9. Greg Ward & 10 Tongues, Touch My Beloved’s Thought (Greenleaf Music)
This is the best example in recent of years of reconfiguring a touchstone (in this case Mingus’ classic Black Saint and the Sinner Lady) into something fresh, modern, and just as deep as the original. Held down by the quintessential Chicago rhythm section of Jason Roebke (bass) and Marcus Evans (drums), Ward’s alto screams, growls, and draws the reader in with ferocious harmonies from two other reeds and two trombones.
8. Aoife O’Donovan, King of All Birds (Yep Roc Records)
More complicated than her debut, this second record from O’Donovan was one I came back to again and again. It’s songs are about developing a hard-won ease with the world, while honoring the pain and joy other people bring you and knowing the real work has to happen on yourself.
7. Michael Kiwanuka, Love & Hate (Interscope Records)
Kiwanuka came into his own here with hard-edged rhythms built around his classic Terry Callier–ish folk-soul. This album has hooks for days.
6. Pill, Convenience (Mexican Summer Records)

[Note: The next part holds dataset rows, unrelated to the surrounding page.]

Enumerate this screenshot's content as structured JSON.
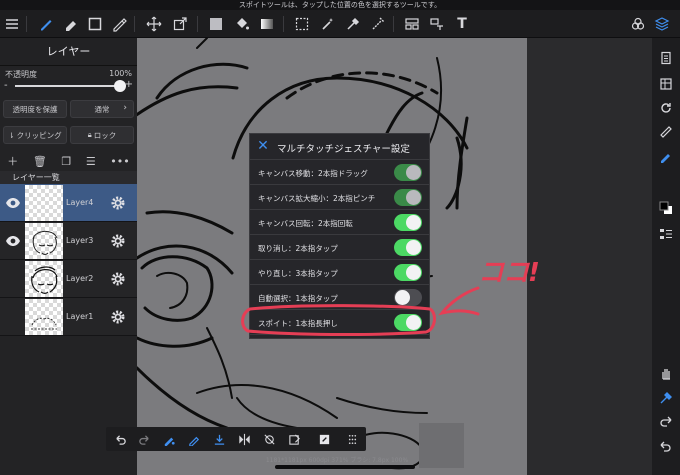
{
  "status_bar": {
    "message": "スポイトツールは、タップした位置の色を選択するツールです。"
  },
  "toolbar": {
    "icons": [
      "menu-icon",
      "brush-icon",
      "eraser-icon",
      "rectangle-icon",
      "pen-icon",
      "move-icon",
      "transform-icon",
      "color-fill-icon",
      "bucket-icon",
      "gradient-icon",
      "selection-icon",
      "magic-wand-icon",
      "eyedropper-icon",
      "lasso-icon",
      "layout-icon",
      "crop-icon",
      "text-icon",
      "materials-icon",
      "layers-icon"
    ],
    "text_icon_label": "T"
  },
  "layer_panel": {
    "title": "レイヤー",
    "opacity_label": "不透明度",
    "opacity_value": "100%",
    "opacity_fraction": 1.0,
    "minus_label": "-",
    "plus_label": "+",
    "protect_alpha_label": "透明度を保護",
    "blend_mode_label": "通常",
    "clipping_label": "クリッピング",
    "lock_label": "ロック",
    "list_header": "レイヤー一覧",
    "layers": [
      {
        "name": "Layer4",
        "selected": true,
        "visible": true
      },
      {
        "name": "Layer3",
        "selected": false,
        "visible": true
      },
      {
        "name": "Layer2",
        "selected": false,
        "visible": false
      },
      {
        "name": "Layer1",
        "selected": false,
        "visible": false
      }
    ]
  },
  "dialog": {
    "title": "マルチタッチジェスチャー設定",
    "options": [
      {
        "label": "キャンバス移動：2本指ドラッグ",
        "enabled": true,
        "dimmed": true
      },
      {
        "label": "キャンバス拡大縮小：2本指ピンチ",
        "enabled": true,
        "dimmed": true
      },
      {
        "label": "キャンバス回転：2本指回転",
        "enabled": true,
        "dimmed": false
      },
      {
        "label": "取り消し：2本指タップ",
        "enabled": true,
        "dimmed": false
      },
      {
        "label": "やり直し：3本指タップ",
        "enabled": true,
        "dimmed": false
      },
      {
        "label": "自動選択：1本指タップ",
        "enabled": false,
        "dimmed": false
      },
      {
        "label": "スポイト：1本指長押し",
        "enabled": true,
        "dimmed": false
      }
    ]
  },
  "annotation": {
    "text": "ココ!",
    "color": "#e53e55"
  },
  "footer": {
    "info": "1181*1181px 600dpi 371% ブラシ: 7.8px 100%"
  },
  "colors": {
    "accent": "#3f8ff0",
    "toggle_on": "#4cd964",
    "toggle_dimmed": "#3a8a48",
    "selected_layer": "#3d5a86"
  }
}
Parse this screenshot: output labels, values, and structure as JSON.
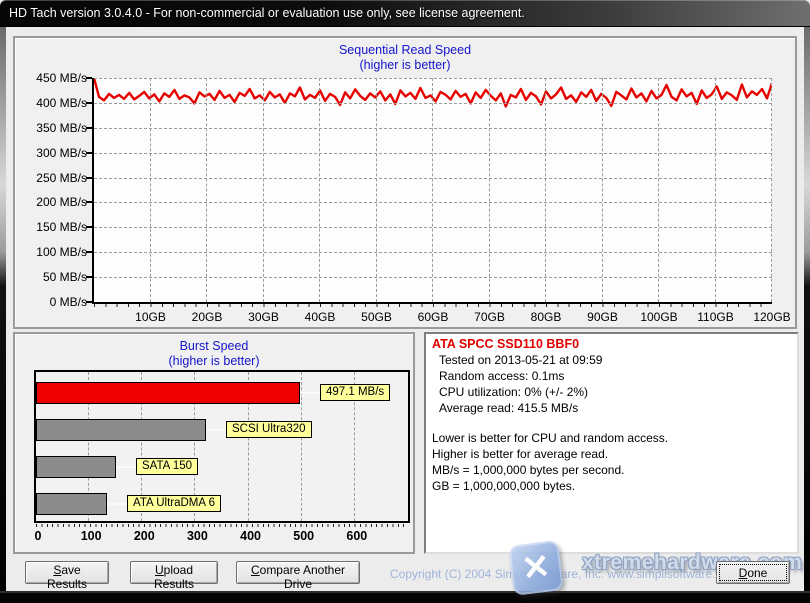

Pulsing with rock energy, this album’s grit belies its artful construction. Songs about what authenticity means and how we navigate it for ourselves are marked by throbbing basslines, cut-up guitar, and ecstatic saxophones. It’s the record most likely to make me start bouncing up and down like an idiot.
5. Danny Brown, Atrocity Exhibition (Warp Records)
This record is a grim look at the way American insanity can drive us all to the end of our ropes. Jazz-flecked basslines strip rust off drums that owe a debt to classic industrial, then are set on fire by dissonant, bleating horns and keys. Beats blister, crack, and crumble behind the fire in Brown’s voice. His words crack like rifle bursts, full of unsparing self-criticism and fearless honesty while rapping about things like not being able to get it up, grinding his teeth, and becoming an addict.
4. David Bowie, Blackstar (Columbia Records)
I’m not sure what else to say about Blackstar that hasn’t been said, but I don’t think I went a week this year without putting it back on. It was Bowie’s one last deep breath to sing about the whole world. Donny McCaslin’s razor-sharp quartet digs into these song-forms in a way devoid of ego or showiness, with everything in service to painting these pictures perfectly.
3. Mary Halvorson Octet, Away With You (Firehouse 12 Records)
Halvorson expanded her septet with a key player, avant pedal steel player Susan Alcorn, and the group expanded to an extra dimension. Atmosphere sits closer to the fore on this new record, but it’s packed with the same off-kilter hooks and unexpected turns that make her writing and this band so exciting. Strings pop like static and gunfire through a cloud of mournful horns, while warm-bath harmonies slowly add acid.
2. Darcy James Argue’s Secret Society, Real Enemies (New Amsterdam Records)
Argue’s writing and his crack band are perfectly in sync on this blood-dark kaleidoscope of a doomsday clock. He utilized the format of a jazz big band to investigate the systems that govern our lives and the injuries history inflicts on us all, some more than others, while also putting the lie to easy, facile conspiracy theories. Smoking solos from John Ellis, Ryan Keberle, and Ingrid Jensen, among others, add to the panoply of perspectives here; this was music that acted as both a balm and a call to arms during dark days.
1. Beyonce, Lemonade (Parkwood Entertainment/Columbia Records)
As with Bowie’s Blackstar, I don’t have a lot to say about this record that hasn’t already been covered ad nauseum, but this felt like a new peak in consistency and intensity for Beyonce. Firing on all cylinders and engaged with the world, she made an album so infectious that it wormed itself into my brain and wouldn’t let me be.